CFTC charges Infinity Q’s James Velissaris with $1 billion hedge fund fraud

DIgraced Infinity Q’s CIO is said to have corrupted pricing service models to show hundreds of millions of dollars in false, exaggerated gains, which he used to charge inflated fees, induce existing pool participants to commit additional monies, and lure in new participants.

The Commodity Futures Trading Commission has charged James R. Velissaris with fraud in connection with a multi-faceted scheme to overvalue the assets managed by his multi-billion dollar hedge fund.

The civil enforcement action in the U.S. District Court for the Southern District of New York alleges that, from 2018 to early 2021, Velissaris used his firm Infinity Q to engage in a fraudulent valuation scheme to show false gains on hundreds of swaps held by two commodity pools managed by Infinity Q, a CFTC-registered commodity pool operator.

The CFTC seeks restitution to defrauded pool participants, disgorgement of ill-gotten gains, civil monetary penalties, permanent registration and trading bans, and permanent injunctions against further violations of the Commodity Exchange Act (CEA) and CFTC regulations, as charged.

CFTC’s Acting Director of Enforcement Vincent McGonagle, said: “This action demonstrates that the Commission will continue to focus on customer protection across the multifarious markets and products under its jurisdiction Misvaluing financial instruments such as the swaps in this matter violates core provisions of the Commodity Exchange Act’s anti-fraud prohibitions and the Commission will vigorously seek to prosecute such violations.”

The CFTC claims the scope and scale of the fraud increased as he tried simultaneously to mitigate against, and also take advantage of, the unprecedented market volatility caused by the pandemic.

He allegedly executed his scheme by intentionally corrupting the independent, third-party pricing service models that Infinity Q used and touted to customers to value swaps held by the two commodity pools.

Velissaris is said to have input false information into the models; changed the standard underlying computation codes, and used improper pricing templates to guarantee the pricing service would return whatever artificial values he wanted.
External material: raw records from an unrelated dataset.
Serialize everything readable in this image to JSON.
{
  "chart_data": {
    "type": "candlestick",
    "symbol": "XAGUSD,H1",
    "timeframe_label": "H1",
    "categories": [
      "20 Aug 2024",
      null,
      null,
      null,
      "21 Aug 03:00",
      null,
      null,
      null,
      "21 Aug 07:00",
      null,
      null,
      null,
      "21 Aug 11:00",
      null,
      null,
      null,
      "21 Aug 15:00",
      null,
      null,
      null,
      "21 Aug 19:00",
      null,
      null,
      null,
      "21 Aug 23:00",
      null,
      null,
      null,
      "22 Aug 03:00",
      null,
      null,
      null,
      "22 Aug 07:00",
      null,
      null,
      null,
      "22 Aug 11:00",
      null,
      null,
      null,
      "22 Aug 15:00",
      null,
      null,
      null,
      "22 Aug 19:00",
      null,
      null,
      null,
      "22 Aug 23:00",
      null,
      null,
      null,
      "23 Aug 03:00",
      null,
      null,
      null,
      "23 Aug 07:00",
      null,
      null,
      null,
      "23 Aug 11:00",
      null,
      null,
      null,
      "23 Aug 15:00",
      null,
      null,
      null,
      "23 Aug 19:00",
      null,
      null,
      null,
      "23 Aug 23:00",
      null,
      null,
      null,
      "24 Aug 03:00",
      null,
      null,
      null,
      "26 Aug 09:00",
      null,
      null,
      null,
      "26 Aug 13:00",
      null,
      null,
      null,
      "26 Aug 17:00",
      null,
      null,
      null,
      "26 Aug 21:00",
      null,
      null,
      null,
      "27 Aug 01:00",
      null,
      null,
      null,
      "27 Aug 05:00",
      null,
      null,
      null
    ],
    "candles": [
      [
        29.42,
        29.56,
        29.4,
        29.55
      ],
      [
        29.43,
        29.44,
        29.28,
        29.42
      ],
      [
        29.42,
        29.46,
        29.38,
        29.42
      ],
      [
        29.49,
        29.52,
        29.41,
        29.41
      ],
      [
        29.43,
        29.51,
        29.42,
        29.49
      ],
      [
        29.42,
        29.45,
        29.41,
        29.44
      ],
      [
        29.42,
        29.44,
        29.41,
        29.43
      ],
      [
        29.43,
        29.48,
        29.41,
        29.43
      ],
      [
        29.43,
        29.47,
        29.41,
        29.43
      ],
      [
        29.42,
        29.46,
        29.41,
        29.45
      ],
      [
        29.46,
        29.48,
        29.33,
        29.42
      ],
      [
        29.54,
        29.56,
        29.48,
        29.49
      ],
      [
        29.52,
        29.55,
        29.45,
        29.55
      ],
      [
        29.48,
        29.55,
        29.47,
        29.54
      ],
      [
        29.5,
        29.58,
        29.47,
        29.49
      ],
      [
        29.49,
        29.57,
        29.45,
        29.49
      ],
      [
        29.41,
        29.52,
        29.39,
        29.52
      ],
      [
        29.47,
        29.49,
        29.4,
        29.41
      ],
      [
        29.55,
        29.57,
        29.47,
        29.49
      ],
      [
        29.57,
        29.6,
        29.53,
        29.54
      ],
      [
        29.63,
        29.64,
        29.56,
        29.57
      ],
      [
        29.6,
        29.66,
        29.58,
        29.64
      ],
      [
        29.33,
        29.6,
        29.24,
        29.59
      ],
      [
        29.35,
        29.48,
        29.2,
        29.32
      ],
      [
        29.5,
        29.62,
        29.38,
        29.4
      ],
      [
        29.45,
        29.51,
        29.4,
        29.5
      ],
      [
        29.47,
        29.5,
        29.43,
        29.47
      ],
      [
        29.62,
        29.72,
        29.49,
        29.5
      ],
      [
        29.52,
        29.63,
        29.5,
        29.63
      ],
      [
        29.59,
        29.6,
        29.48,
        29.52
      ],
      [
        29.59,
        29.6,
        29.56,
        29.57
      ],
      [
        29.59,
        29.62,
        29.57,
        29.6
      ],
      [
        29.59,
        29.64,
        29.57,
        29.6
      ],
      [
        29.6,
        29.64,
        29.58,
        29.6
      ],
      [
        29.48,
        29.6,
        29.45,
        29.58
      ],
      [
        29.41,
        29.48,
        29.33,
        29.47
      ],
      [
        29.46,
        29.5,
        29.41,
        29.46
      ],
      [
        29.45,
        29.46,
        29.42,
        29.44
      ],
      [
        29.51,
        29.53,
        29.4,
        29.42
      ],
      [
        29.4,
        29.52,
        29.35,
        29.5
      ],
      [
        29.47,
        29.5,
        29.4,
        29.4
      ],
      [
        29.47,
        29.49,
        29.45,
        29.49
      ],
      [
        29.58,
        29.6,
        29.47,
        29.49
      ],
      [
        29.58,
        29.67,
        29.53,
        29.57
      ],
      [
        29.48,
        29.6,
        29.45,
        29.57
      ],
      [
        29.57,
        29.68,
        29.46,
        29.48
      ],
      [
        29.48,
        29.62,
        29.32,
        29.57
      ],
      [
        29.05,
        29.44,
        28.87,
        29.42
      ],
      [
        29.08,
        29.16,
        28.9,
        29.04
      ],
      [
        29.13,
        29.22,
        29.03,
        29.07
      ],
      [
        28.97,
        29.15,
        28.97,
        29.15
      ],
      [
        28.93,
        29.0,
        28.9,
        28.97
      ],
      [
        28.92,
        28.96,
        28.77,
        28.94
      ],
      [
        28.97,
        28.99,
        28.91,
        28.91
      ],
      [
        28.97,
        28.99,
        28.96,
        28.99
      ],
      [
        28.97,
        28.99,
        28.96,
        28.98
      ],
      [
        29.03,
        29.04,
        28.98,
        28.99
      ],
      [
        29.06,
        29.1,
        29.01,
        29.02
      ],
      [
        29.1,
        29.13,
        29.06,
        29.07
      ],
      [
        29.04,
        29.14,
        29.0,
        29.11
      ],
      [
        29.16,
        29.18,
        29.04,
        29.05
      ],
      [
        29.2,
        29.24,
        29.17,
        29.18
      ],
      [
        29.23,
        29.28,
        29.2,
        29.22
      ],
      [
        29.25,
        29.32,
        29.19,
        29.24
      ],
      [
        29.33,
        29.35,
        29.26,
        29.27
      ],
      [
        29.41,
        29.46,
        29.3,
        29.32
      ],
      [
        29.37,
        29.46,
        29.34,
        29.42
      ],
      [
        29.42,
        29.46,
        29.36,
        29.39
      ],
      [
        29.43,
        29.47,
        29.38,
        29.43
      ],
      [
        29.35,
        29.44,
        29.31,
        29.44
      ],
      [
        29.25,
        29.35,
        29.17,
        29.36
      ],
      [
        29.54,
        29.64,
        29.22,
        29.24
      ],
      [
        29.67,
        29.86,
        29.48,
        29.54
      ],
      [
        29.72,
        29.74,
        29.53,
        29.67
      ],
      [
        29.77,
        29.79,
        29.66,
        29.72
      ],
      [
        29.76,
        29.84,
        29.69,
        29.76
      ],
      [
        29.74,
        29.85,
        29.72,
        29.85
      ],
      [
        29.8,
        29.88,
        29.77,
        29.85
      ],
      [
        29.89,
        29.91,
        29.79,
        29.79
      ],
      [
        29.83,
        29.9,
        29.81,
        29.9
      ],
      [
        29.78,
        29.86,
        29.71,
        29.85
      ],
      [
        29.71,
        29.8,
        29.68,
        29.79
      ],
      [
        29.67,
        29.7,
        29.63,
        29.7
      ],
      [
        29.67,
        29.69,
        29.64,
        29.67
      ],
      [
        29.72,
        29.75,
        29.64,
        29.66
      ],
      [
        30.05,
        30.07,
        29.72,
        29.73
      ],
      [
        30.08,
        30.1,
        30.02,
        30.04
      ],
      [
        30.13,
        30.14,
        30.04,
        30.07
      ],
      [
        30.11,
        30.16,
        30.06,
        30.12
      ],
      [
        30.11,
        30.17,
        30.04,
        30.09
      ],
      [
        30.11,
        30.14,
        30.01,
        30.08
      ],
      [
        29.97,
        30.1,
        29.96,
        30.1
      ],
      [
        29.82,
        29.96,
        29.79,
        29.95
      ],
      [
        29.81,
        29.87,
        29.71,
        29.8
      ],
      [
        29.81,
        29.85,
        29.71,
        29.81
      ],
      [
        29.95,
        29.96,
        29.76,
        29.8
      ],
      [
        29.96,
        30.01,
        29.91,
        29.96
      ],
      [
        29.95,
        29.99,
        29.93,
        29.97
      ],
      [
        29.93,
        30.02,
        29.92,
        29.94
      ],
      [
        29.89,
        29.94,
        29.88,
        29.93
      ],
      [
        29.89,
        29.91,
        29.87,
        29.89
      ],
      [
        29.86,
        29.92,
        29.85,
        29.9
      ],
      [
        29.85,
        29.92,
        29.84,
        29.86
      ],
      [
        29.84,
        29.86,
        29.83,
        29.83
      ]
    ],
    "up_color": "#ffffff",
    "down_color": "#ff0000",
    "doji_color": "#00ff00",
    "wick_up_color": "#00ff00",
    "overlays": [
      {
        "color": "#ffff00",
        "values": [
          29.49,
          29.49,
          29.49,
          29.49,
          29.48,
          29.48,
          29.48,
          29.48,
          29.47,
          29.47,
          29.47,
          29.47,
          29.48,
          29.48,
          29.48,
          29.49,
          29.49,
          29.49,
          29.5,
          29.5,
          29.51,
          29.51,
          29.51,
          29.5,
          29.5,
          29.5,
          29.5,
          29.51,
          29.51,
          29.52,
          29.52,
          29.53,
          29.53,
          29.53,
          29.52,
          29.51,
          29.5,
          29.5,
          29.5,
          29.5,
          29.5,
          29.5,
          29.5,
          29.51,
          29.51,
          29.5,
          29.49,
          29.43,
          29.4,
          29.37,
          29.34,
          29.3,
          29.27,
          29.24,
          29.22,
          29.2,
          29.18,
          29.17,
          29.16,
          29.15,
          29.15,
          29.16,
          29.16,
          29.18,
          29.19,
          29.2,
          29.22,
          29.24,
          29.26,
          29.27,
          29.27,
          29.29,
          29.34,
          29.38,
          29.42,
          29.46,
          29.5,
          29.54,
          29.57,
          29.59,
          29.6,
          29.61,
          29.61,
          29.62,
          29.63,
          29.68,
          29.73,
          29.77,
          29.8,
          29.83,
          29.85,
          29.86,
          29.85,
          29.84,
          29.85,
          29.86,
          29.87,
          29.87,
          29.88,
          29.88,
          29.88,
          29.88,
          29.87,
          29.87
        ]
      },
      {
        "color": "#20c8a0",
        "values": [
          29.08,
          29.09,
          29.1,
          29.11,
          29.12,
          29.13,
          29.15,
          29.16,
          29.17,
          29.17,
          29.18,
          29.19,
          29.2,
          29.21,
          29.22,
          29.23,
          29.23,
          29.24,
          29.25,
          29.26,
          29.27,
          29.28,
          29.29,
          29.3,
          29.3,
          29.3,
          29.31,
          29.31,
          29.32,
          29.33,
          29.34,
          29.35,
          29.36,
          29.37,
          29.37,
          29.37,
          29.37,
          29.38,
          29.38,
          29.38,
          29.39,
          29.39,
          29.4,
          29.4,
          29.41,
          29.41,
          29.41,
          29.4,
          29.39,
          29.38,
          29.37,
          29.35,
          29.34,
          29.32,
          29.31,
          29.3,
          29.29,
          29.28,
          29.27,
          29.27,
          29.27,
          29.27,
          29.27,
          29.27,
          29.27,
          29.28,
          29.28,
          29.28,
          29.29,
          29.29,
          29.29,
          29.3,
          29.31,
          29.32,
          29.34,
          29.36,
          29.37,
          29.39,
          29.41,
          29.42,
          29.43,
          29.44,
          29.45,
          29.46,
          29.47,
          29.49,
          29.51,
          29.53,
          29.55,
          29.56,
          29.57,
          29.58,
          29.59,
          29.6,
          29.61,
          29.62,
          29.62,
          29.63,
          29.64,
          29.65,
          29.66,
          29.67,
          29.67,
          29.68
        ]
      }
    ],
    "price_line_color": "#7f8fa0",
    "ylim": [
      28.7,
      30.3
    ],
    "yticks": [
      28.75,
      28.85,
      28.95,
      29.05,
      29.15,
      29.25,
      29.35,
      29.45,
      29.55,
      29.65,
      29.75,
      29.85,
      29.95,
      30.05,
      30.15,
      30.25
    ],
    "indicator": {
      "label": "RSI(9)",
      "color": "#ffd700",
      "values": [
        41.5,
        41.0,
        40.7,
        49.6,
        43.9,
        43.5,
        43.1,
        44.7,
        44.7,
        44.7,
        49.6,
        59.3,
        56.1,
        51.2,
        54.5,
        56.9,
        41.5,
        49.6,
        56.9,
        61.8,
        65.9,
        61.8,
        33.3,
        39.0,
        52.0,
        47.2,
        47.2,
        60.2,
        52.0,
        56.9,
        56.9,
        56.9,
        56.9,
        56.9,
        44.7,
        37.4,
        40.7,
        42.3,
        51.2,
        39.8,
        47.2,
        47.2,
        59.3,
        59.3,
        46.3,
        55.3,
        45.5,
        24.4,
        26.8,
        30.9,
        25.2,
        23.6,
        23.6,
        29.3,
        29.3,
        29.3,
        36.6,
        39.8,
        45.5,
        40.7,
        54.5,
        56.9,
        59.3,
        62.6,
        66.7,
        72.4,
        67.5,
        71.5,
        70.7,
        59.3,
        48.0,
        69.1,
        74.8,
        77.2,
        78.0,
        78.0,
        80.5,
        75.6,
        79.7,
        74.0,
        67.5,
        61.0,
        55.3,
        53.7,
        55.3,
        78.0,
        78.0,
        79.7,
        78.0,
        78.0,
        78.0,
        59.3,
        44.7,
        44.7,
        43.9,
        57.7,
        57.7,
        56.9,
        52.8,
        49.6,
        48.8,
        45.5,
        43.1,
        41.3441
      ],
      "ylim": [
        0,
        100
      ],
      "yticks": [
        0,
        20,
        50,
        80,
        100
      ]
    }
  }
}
As a result, Infinity Q showed hundreds of millions of dollars in false, exaggerated gains, which he used to charge inflated fees, induce existing pool participants to commit additional monies, and lure in new participants, the CFTC argued.

The CFTC claims he then concealed his fraud by falsifying swap term sheets to Infinity Q’s auditors, making retroactive changes to Infinity Q’s written valuation policy; and creating phony minutes for meetings of Infinity Q’s valuation committee that never happened.

According to the financial watchdog, the fraudulent scheme resulted in the overvaluation of the funds managed by Infinity Q in certain months by more than $1 billion.

The Securities and Exchange Commission (SEC) and DoJ have also filed complaints against Velissaris in parallel actions.